From a realistic perspective from the hospital, if it takes a hundred days to move a youth — or, what we’ve heard from some families is four to eight months to move a youth out of a psychiatric hospital — even though the service is technically available, that resource is really not accessible for these hospitals.
We’ve had a lot of conversations with them, and we believe that the focus should be on removing these barriers because the hospitals also state that they could really use these services if we could make them accessible in a timely fashion, which we think should be a matter of weeks, not months.
[Editor’s note: When asked for comment on the proposed closures, a spokesperson for the Healey administration provided the following statement: “The Department of Mental Health is committed to supporting mental health needs across our state, which is why our budget proposes more than $1.2 billion through DMH alone, a 7 percent increase, and we’ve expanded access to care through our 31 Community Behavioral Health Centers.”]
Rath: I’m curious what else you’ve been hearing from families, clinicians and mental health workers more broadly about these cuts.
Todd: I think, in general, you’re aware that the cuts are at other levels as well. And we really believe that the children and families of the commonwealth need to be held harmless while we do take a look under the hood and see what’s going on with underutilization and make sure that we’re fully utilizing all the services that are available to the citizens of the commonwealth. We want to keep the youth as close to home as we possibly can and work with them and their families so that they can be productive members of their own communities.
Many families have talked to us about how this level of programming saved their lives, that they wouldn’t know how to function without it, and that they were able to attend to the needs of other children after being overwhelmed for years, sometimes, cycling in and out of the emergency room.
I think you’ve heard about the issue of families needing to board in the emergency departments with their child, which means they’re waiting on a psych bed. Sometimes, families have to quit their jobs because they just can’t maintain that level of uncertainty with reliable employment.

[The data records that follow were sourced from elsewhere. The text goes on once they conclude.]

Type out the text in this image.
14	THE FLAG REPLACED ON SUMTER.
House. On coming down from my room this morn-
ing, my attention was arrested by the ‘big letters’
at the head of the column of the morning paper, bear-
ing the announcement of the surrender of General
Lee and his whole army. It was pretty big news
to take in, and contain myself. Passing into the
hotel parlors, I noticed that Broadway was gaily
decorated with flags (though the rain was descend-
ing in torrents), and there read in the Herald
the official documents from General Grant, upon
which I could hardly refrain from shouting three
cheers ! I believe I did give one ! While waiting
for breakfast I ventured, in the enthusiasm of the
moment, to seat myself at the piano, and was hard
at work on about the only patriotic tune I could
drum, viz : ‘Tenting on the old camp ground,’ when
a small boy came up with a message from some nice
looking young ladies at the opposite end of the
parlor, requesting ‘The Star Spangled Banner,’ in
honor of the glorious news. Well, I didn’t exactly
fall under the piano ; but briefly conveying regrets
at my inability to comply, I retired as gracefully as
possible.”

Rath: It seems really important to note that we’ve been talking about, obviously, local funding and state funding. Meanwhile, on the federal level, we are seeing all kinds of funding cuts that are happening and could be on the horizon. Could you talk about what these local cuts that we’re talking about mean in the context of the current mental health landscape nationwide?
Todd: Oh, absolutely. I don’t think that we’ve digested — any of us — the full impact of what these federal cuts might mean to us. For example, the three programs I’ve just been talking about do receive some federal reimbursement to the commonwealth through Medicaid, and we don’t know if that’s going to be impacted as well.
I think, as this unfolds, we could be in an absolute mental health crisis, especially with our children and adolescents. And if we don’t get them the services that they need when they are young, not only are their families going to suffer and be devastated by this, but they run the risk of needing long-term mental health care as an adult.